Il 28 luglio 2025 le Sezioni Unite hanno poi depositato le motivazioni della pronuncia contenute nella sentenza pubblicata integralmente, rafforzando ulteriormente l’impatto della decisione: secondo la Corte, il reato di epidemia ha oggi una forma libera, non più vincolata alla mera diffusione materiale del virus, ma estendibile anche a condotte omissive, ovvero all’omissione di atti dovuti da parte delle pubbliche amministrazioni.

Epidemia colposa: responsabilità riconducibili anche alle condotte omissive

“Si tratta di un passo importantissimo”, ha commentato l’avvocato Consuelo Locati, legale del team che assiste i familiari delle vittime del Covid insieme ai colleghi Giovanni Benedetto, Luca Berni, Alessandro Pedone e Piero Pasini. “Nelle motivazioni, che abbiamo letto, dopo l’analisi del caso specifico, le Sezioni Unite allargano la questione ponendo l’accento sulla tutela della salute pubblica e sulla mancata esecuzione di atti fondamentali che in Italia sono demandati agli organi amministrativi all’interno del Ministero della Salute ed alla Protezione Civile”.

Tra le omissioni ritenute rilevanti dalla Corte figurano: la mancata distribuzione dei dispositivi di protezione individuale (DPI), l’assenza di formazione del personale sanitario per affrontare emergenze e la mancanza di una corretta informazione del rischio alla popolazione.
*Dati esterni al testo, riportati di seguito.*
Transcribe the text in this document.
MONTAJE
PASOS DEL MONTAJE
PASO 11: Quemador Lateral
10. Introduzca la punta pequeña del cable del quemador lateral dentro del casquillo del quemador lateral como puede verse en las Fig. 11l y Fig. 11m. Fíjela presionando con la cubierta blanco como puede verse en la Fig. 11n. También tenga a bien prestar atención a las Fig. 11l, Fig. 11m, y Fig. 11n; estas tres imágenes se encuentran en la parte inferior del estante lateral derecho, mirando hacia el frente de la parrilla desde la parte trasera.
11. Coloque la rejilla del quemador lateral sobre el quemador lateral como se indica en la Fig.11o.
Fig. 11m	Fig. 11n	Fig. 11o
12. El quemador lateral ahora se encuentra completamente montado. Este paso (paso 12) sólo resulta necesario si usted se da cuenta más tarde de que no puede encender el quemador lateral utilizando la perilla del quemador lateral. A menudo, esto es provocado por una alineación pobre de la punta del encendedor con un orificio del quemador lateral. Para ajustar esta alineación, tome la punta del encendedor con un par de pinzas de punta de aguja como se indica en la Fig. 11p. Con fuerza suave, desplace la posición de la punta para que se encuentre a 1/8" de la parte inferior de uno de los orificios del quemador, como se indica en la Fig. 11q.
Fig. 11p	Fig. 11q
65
Si tratta degli stessi elementi che hanno costituito il nucleo della maxi indagine della Procura di Bergamo, che ha coinvolto 21 persone tra politici e tecnici, e che ancora oggi prosegue a Roma grazie all’opposizione presentata dagli avvocati dei familiari delle vittime, con l’imputazione coatta di alcuni alti dirigenti del Ministero della Salute dell’epoca, tra cui Ranieri Guerra e Giuseppe Ruocco.

“La decisione delle Sezioni Unite – prosegue Locati – conferma la ragionevolezza e la fondatezza dell’azione giudiziaria intrapresa fin dal 2020. È un precedente che riscrive la narrazione giuridica di quanto accaduto in Italia durante la pandemia e rafforza anche la nostra azione in sede civile presso il Tribunale di Roma. Questa pronuncia ha un valore importante anche per il giudizio pendente avanti la Corte Europea dei Diritti dell’uomo in una fase cui giungono, lo sottolineiamo, solo il 5% dei ricorsi presentati”.

Ed ora cosa potrebbe succedere? “Oltre ai procedimenti in corso – conclude Locati -, con queste motivazioni depositeremo le istanze di riaperture dei processi davanti al Tribunale dei Ministri di Brescia che si erano chiusi con le archiviazioni richiamando il codice penale del 1930”.

Soddisfazione anche dai familiari delle vittime dell’Associazione #Sereniesempreuniti, che vedono finalmente riconosciuto il fondamento delle loro denunce, avviate sin dal 2020, in un percorso difficile ma necessario di verità e giustizia per chi non c’è più.